Searching for Mr. Europe Name-Dropping Begins for EU's First President
Less than one year from now, the European Union will choose its first long-term president. Former British Prime Minister Tony Blair appears to be the front-runner right now, but a number of senior statesment have emerged as viable candidates.
It took years for the European Union to finally agree that it should even have a president. Now, with just 12 months to go before the 27-member bloc is set to inaugurate its first full time leader, the name-game surrounding the position has begun in earnest. And so has the backbiting.
Until now, the bloc's leadership was passed around on a rotating basis, with a new country taking the helm every six months. But according to the terms of the Lisbon Treaty, signed in the Portuguese capital in December and currently in the process of being ratified across the continent, the new "President of the European Council" will hold office for a two-and-a-half year term.
Tony Blair is one prominent name that has been bandied about recently.

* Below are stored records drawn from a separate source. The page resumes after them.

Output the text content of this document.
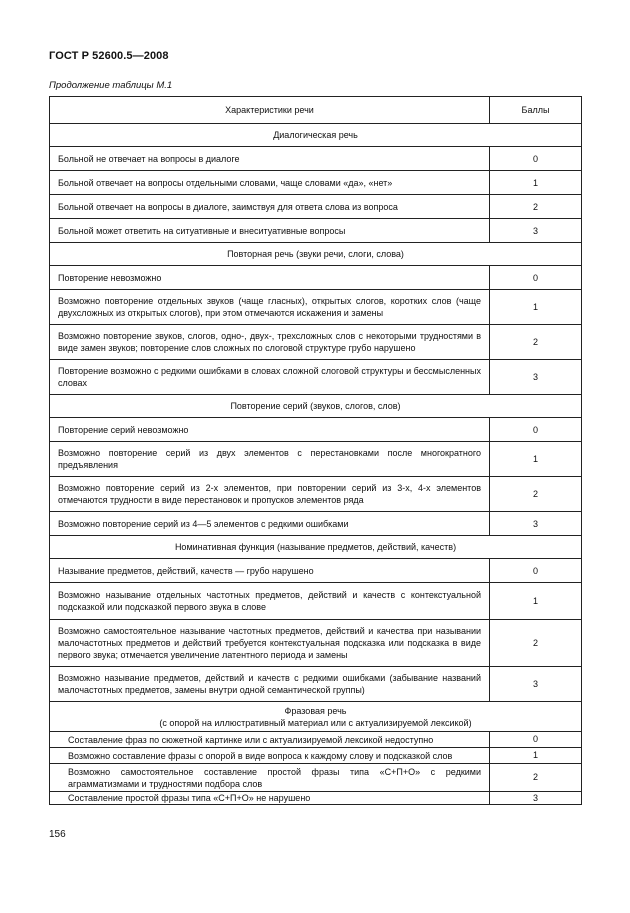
ГОСТ Р 52600.5—2008
Продолжение таблицы М.1
Характеристики речи	Баллы
Диалогическая речь	
Больной не отвечает на вопросы в диалоге	0
Больной отвечает на вопросы отдельными словами, чаще словами «да», «нет»	1
Больной отвечает на вопросы в диалоге, заимствуя для ответа слова из вопроса	2
Больной может ответить на ситуативные и внеситуативные вопросы	3
Повторная речь (звуки речи, слоги, слова)	
Повторение невозможно	0
Возможно повторение отдельных звуков (чаще гласных), открытых слогов, коротких слов (чаще двухсложных из открытых слогов), при этом отмечаются искажения и замены	1
Возможно повторение звуков, слогов, одно-, двух-, трехсложных слов с некоторыми трудностями в виде замен звуков; повторение слов сложных по слоговой структуре грубо нарушено	2
Повторение возможно с редкими ошибками в словах сложной слоговой структуры и бессмысленных словах	3
Повторение серий (звуков, слогов, слов)	
Повторение серий невозможно	0
Возможно повторение серий из двух элементов с перестановками после многократного предъявления	1
Возможно повторение серий из 2-х элементов, при повторении серий из 3-х, 4-х элементов отмечаются трудности в виде перестановок и пропусков элементов ряда	2
Возможно повторение серий из 4—5 элементов с редкими ошибками	3
Номинативная функция (называние предметов, действий, качеств)	
Называние предметов, действий, качеств — грубо нарушено	0
Возможно называние отдельных частотных предметов, действий и качеств с контекстуальной подсказкой или подсказкой первого звука в слове	1
Возможно самостоятельное называние частотных предметов, действий и качества при назывании малочастотных предметов и действий требуется контекстуальная подсказка или подсказка в виде первого звука; отмечается увеличение латентного периода и замены	2
Возможно называние предметов, действий и качеств с редкими ошибками (забывание названий малочастотных предметов, замены внутри одной семантической группы)	3

Фразовая речь
(с опорой на иллюстративный материал или с актуализируемой лексикой)	

Составление фраз по сюжетной картинке или с актуализируемой лексикой недоступно	0
Возможно составление фразы с опорой в виде вопроса к каждому слову и подсказкой слов	1
Возможно самостоятельное составление простой фразы типа «С+П+О» с редкими аграмматизмами и трудностями подбора слов	2
Составление простой фразы типа «С+П+О» не нарушено	3
156
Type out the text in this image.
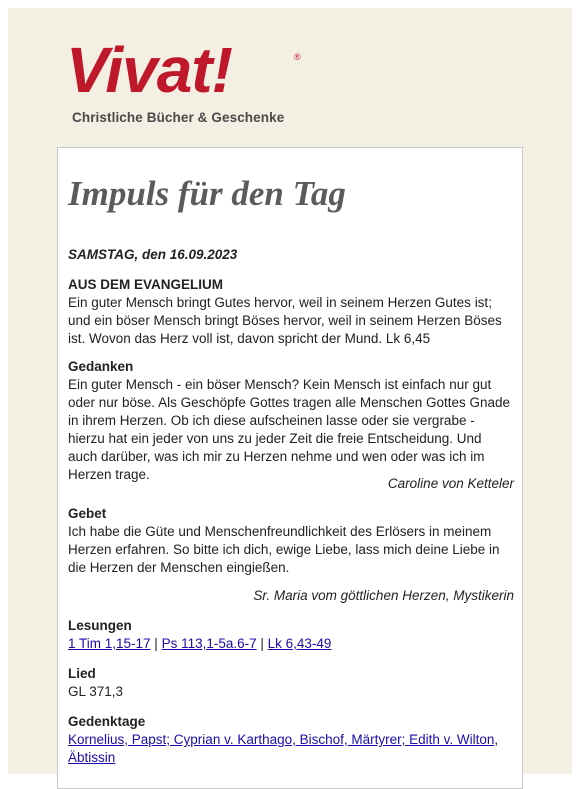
Vivat!	®
Christliche Bücher & Geschenke
Impuls für den Tag
SAMSTAG, den 16.09.2023
AUS DEM EVANGELIUM

Ein guter Mensch bringt Gutes hervor, weil in seinem Herzen Gutes ist; und ein böser Mensch bringt Böses hervor, weil in seinem Herzen Böses ist. Wovon das Herz voll ist, davon spricht der Mund. Lk 6,45

Gedanken

Ein guter Mensch - ein böser Mensch? Kein Mensch ist einfach nur gut oder nur böse. Als Geschöpfe Gottes tragen alle Menschen Gottes Gnade in ihrem Herzen. Ob ich diese aufscheinen lasse oder sie vergrabe - hierzu hat ein jeder von uns zu jeder Zeit die freie Entscheidung. Und auch darüber, was ich mir zu Herzen nehme und wen oder was ich im Herzen trage.

Caroline von Ketteler
Gebet

Ich habe die Güte und Menschenfreundlichkeit des Erlösers in meinem Herzen erfahren. So bitte ich dich, ewige Liebe, lass mich deine Liebe in die Herzen der Menschen eingießen.

Sr. Maria vom göttlichen Herzen, Mystikerin
Lesungen

1 Tim 1,15-17 | Ps 113,1-5a.6-7 | Lk 6,43-49

Lied

GL 371,3

Gedenktage

Kornelius, Papst; Cyprian v. Karthago, Bischof, Märtyrer; Edith v. Wilton, Äbtissin
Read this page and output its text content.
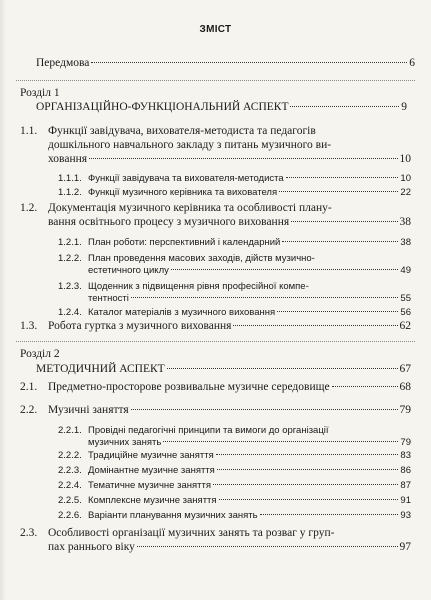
ЗМІСТ
Передмова	6
Розділ 1
ОРГАНІЗАЦІЙНО-ФУНКЦІОНАЛЬНИЙ АСПЕКТ	9
1.1. Функції завідувача, вихователя-методиста та педагогів
дошкільного навчального закладу з питань музичного ви-
ховання	10
1.1.1. Функції завідувача та вихователя-методиста	10
1.1.2. Функції музичного керівника та вихователя	22
1.2. Документація музичного керівника та особливості плану-
вання освітнього процесу з музичного виховання	38
1.2.1. План роботи: перспективний і календарний	38
1.2.2. План проведення масових заходів, дійств музично-
естетичного циклу	49
1.2.3. Щоденник з підвищення рівня професійної компе-
тентності	55
1.2.4. Каталог матеріалів з музичного виховання	56
1.3. Робота гуртка з музичного виховання	62
Розділ 2
МЕТОДИЧНИЙ АСПЕКТ	67
2.1. Предметно-просторове розвивальне музичне середовище	68
2.2. Музичні заняття	79
2.2.1. Провідні педагогічні принципи та вимоги до організації
музичних занять	79
2.2.2. Традиційне музичне заняття	83
2.2.3. Домінантне музичне заняття	86
2.2.4. Тематичне музичне заняття	87
2.2.5. Комплексне музичне заняття	91
2.2.6. Варіанти планування музичних занять	93
2.3. Особливості організації музичних занять та розваг у груп-
пах раннього віку	97
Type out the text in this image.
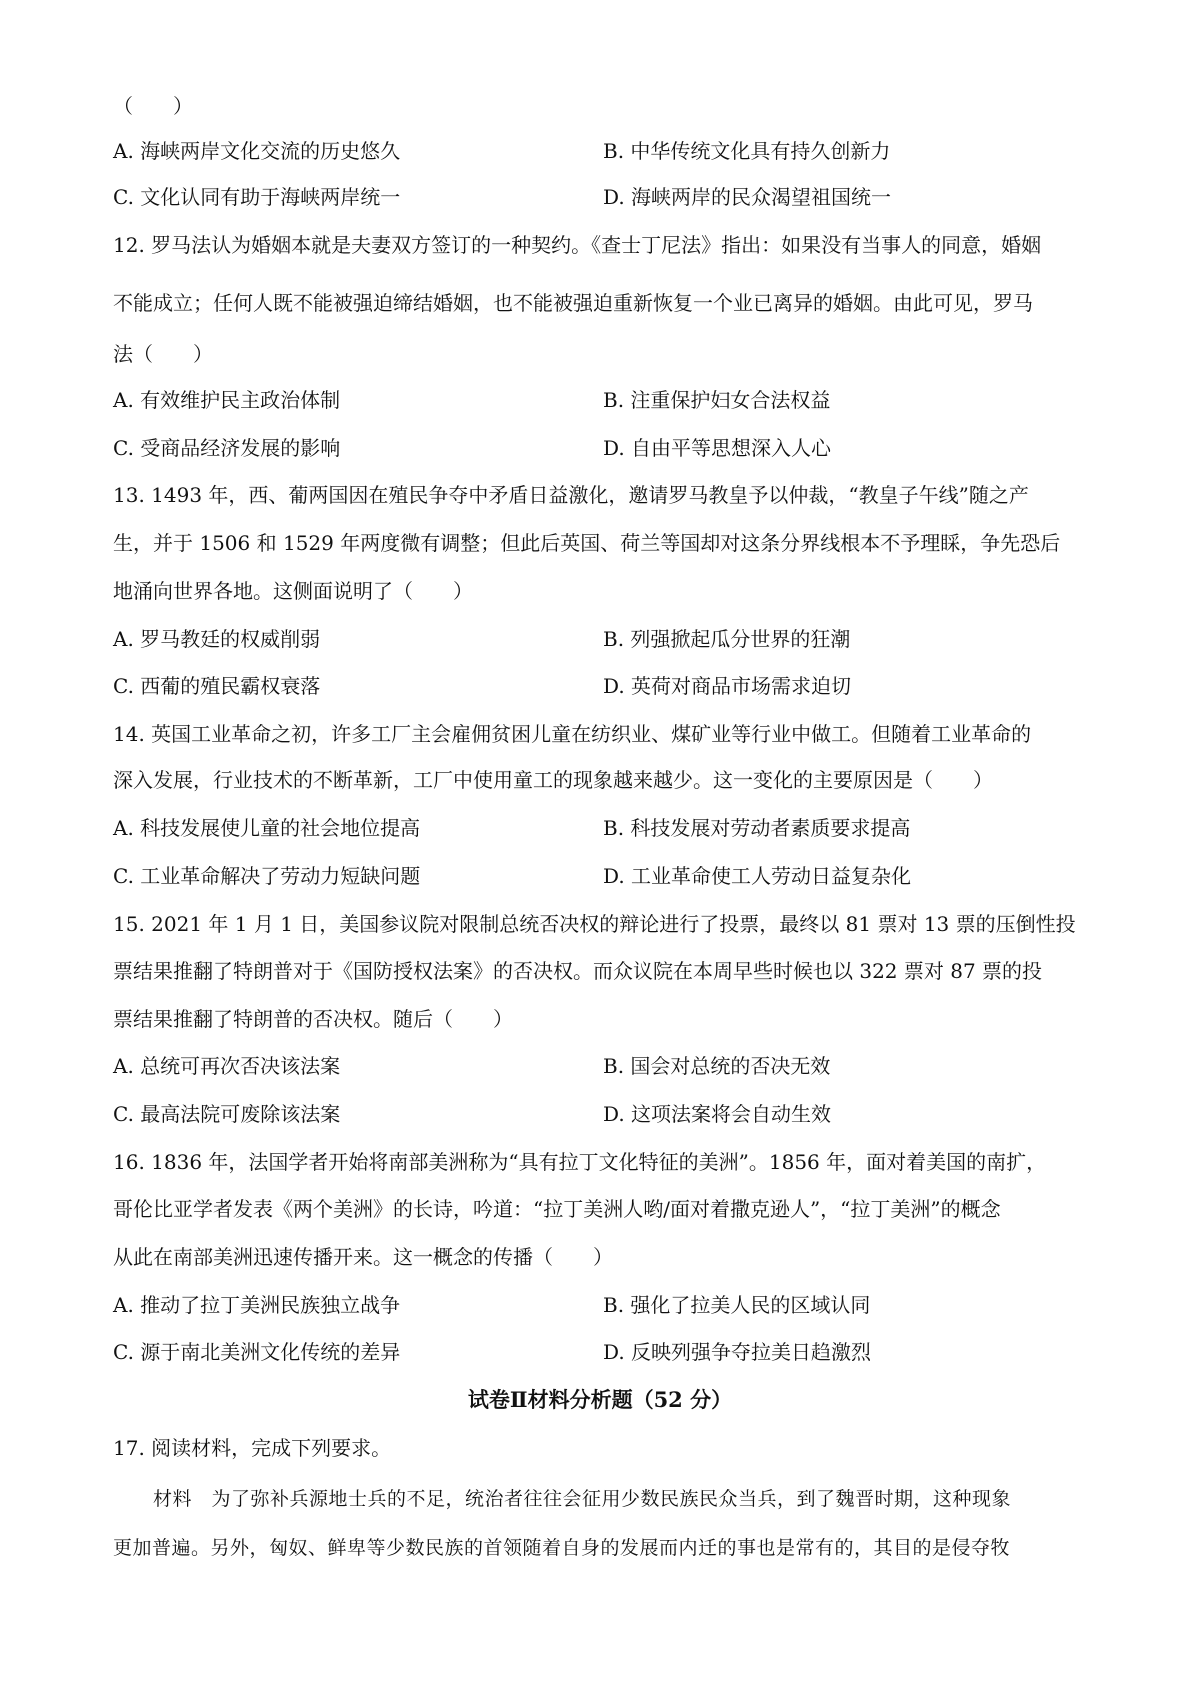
（　　）
A. 海峡两岸文化交流的历史悠久	B. 中华传统文化具有持久创新力
C. 文化认同有助于海峡两岸统一	D. 海峡两岸的民众渴望祖国统一
12. 罗马法认为婚姻本就是夫妻双方签订的一种契约。《查士丁尼法》指出：如果没有当事人的同意，婚姻
不能成立；任何人既不能被强迫缔结婚姻，也不能被强迫重新恢复一个业已离异的婚姻。由此可见，罗马
法（　　）
A. 有效维护民主政治体制	B. 注重保护妇女合法权益
C. 受商品经济发展的影响	D. 自由平等思想深入人心
13. 1493 年，西、葡两国因在殖民争夺中矛盾日益激化，邀请罗马教皇予以仲裁，“教皇子午线”随之产
生，并于 1506 和 1529 年两度微有调整；但此后英国、荷兰等国却对这条分界线根本不予理睬，争先恐后
地涌向世界各地。这侧面说明了（　　）
A. 罗马教廷的权威削弱	B. 列强掀起瓜分世界的狂潮
C. 西葡的殖民霸权衰落	D. 英荷对商品市场需求迫切
14. 英国工业革命之初，许多工厂主会雇佣贫困儿童在纺织业、煤矿业等行业中做工。但随着工业革命的
深入发展，行业技术的不断革新，工厂中使用童工的现象越来越少。这一变化的主要原因是（　　）
A. 科技发展使儿童的社会地位提高	B. 科技发展对劳动者素质要求提高
C. 工业革命解决了劳动力短缺问题	D. 工业革命使工人劳动日益复杂化
15. 2021 年 1 月 1 日，美国参议院对限制总统否决权的辩论进行了投票，最终以 81 票对 13 票的压倒性投
票结果推翻了特朗普对于《国防授权法案》的否决权。而众议院在本周早些时候也以 322 票对 87 票的投
票结果推翻了特朗普的否决权。随后（　　）
A. 总统可再次否决该法案	B. 国会对总统的否决无效
C. 最高法院可废除该法案	D. 这项法案将会自动生效
16. 1836 年，法国学者开始将南部美洲称为“具有拉丁文化特征的美洲”。1856 年，面对着美国的南扩，
哥伦比亚学者发表《两个美洲》的长诗，吟道：“拉丁美洲人哟/面对着撒克逊人”，“拉丁美洲”的概念
从此在南部美洲迅速传播开来。这一概念的传播（　　）
A. 推动了拉丁美洲民族独立战争	B. 强化了拉美人民的区域认同
C. 源于南北美洲文化传统的差异	D. 反映列强争夺拉美日趋激烈
试卷Ⅱ材料分析题（52 分）
17. 阅读材料，完成下列要求。
材料　为了弥补兵源地士兵的不足，统治者往往会征用少数民族民众当兵，到了魏晋时期，这种现象
更加普遍。另外，匈奴、鲜卑等少数民族的首领随着自身的发展而内迁的事也是常有的，其目的是侵夺牧
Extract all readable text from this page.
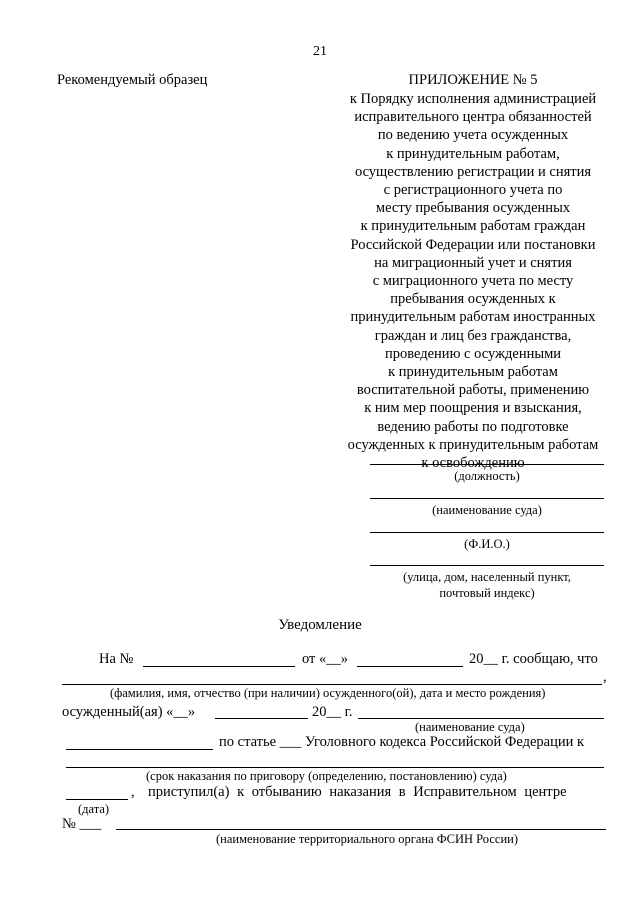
21
Рекомендуемый образец	ПРИЛОЖЕНИЕ № 5
к Порядку исполнения администрацией
исправительного центра обязанностей
по ведению учета осужденных
к принудительным работам,
осуществлению регистрации и снятия
с регистрационного учета по
месту пребывания осужденных
к принудительным работам граждан
Российской Федерации или постановки
на миграционный учет и снятия
с миграционного учета по месту
пребывания осужденных к
принудительным работам иностранных
граждан и лиц без гражданства,
проведению с осужденными
к принудительным работам
воспитательной работы, применению
к ним мер поощрения и взыскания,
ведению работы по подготовке
осужденных к принудительным работам
к освобождению
(должность)
(наименование суда)
(Ф.И.О.)
(улица, дом, населенный пункт,
почтовый индекс)
Уведомление
На №	от «__»	20__ г. сообщаю, что
,
(фамилия, имя, отчество (при наличии) осужденного(ой), дата и место рождения)
осужденный(ая) «__»	20__ г.
(наименование суда)
по статье ___ Уголовного кодекса Российской Федерации к
(срок наказания по приговору (определению, постановлению) суда)
, приступил(а) к отбыванию наказания в Исправительном центре
(дата)
№ ___
(наименование территориального органа ФСИН России)
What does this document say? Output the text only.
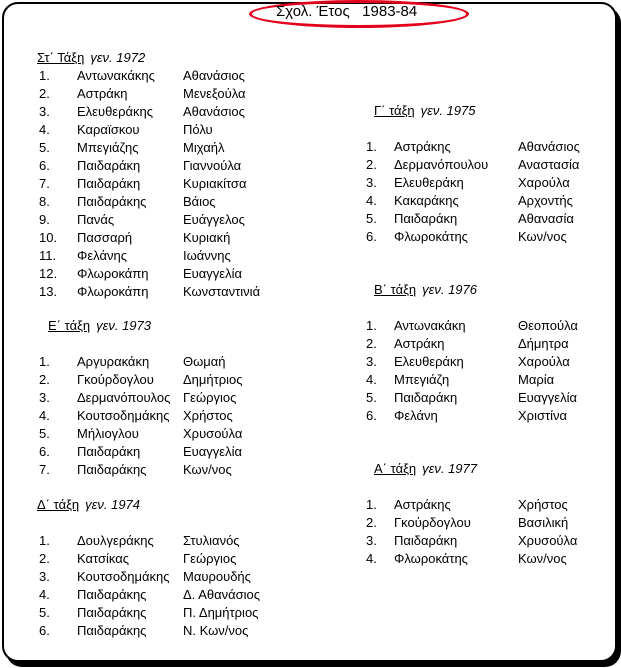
Σχολ. Έτος   1983-84
Στ΄ Τάξη γεν. 1972
1. Αντωνακάκης Αθανάσιος
2. Αστράκη	Μενεξούλα
3. Ελευθεράκης Αθανάσιος
4. Καραϊσκου	Πόλυ
5. Μπεγιάζης	Μιχαήλ
6. Παιδαράκη	Γιαννούλα
7. Παιδαράκη	Κυριακίτσα
8. Παιδαράκης	Βάιος
9. Πανάς	Ευάγγελος
10. Πασσαρή	Κυριακή
11. Φελάνης	Ιωάννης
12. Φλωροκάπη	Ευαγγελία
13. Φλωροκάπη	Κωνσταντινιά
Ε΄ τάξη γεν. 1973
1. Αργυρακάκη	Θωμαή
2. Γκούρδογλου Δημήτριος
3. Δερμανόπουλος Γεώργιος
4. Κουτσοδημάκης Χρήστος
5. Μήλιογλου	Χρυσούλα
6. Παιδαράκη	Ευαγγελία
7. Παιδαράκης	Κων/νος
Δ΄ τάξη γεν. 1974
1. Δουλγεράκης Στυλιανός
2. Κατσίκας	Γεώργιος
3. Κουτσοδημάκης Μαυρουδής
4. Παιδαράκης	Δ. Αθανάσιος
5. Παιδαράκης	Π. Δημήτριος
6. Παιδαράκης	Ν. Κων/νος
Γ΄ τάξη γεν. 1975
1. Αστράκης	Αθανάσιος
2. Δερμανόπουλου Αναστασία
3. Ελευθεράκη	Χαρούλα
4. Κακαράκης	Αρχοντής
5. Παιδαράκη	Αθανασία
6. Φλωροκάτης	Κων/νος
Β΄ τάξη γεν. 1976
1. Αντωνακάκη	Θεοπούλα
2. Αστράκη	Δήμητρα
3. Ελευθεράκη	Χαρούλα
4. Μπεγιάζη	Μαρία
5. Παιδαράκη	Ευαγγελία
6. Φελάνη	Χριστίνα
Α΄ τάξη γεν. 1977
1. Αστράκης	Χρήστος
2. Γκούρδογλου	Βασιλική
3. Παιδαράκη	Χρυσούλα
4. Φλωροκάτης	Κων/νος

The former British prime minister is said to have a good shot, and he has powerful friends. French President Nicolas Sarkozy has thrown his support behind Blair for reasons of both personality and politics -- and Blair even spoke French during a recent speech in France that many are describing as his campaign kick-off event.
But numerous Social Democrats and most Christian Democrats, along with German Chancellor Angela Merkel, aren't as impressed. On Monday, the Daily Telegraph also reported that senior allies of current Prime Minister Gordon Brown were plotting to wreck Blair's ambitions for the post out of concern that his appointment could reignite old divisions within his Labour Party. The office could also come at considerable expense to Blair, who is currently earning millions of pounds as a bank lobbyist, author and as part of the VIP speech circuit. All that would be history should he end up with the prestigious Brussels post.
A less glamorous candidate for the office is long-time Luxembourg Prime Minister Jean-Claude Juncker. But despite the drab factor, Juncker has friends and supporters in the right places. As the leader of one of Europe's smallest countries, he would also be seen as a sort of insurance policy for smaller EU countries that their interests would not be steamrolled by larger member states like Germany. He also enjoys excellent relations with both Merkel and Sarkozy.
Other early names making the informal lists of candidates include former Polish President Aleksander Kwasniewski and Belgian Prime Minister Guy Verhofstadt, the latter likewise palatable to Europe's mini-countries.
Former Spanish Prime Minister Jose Maria Aznar also has an outside shot. His biggest opponent, however, is current Spanish Prime Minister Jose Luis Rodriguez Zapatero. The left-leaning Zapatero apparently can't stand his conservative predecessor.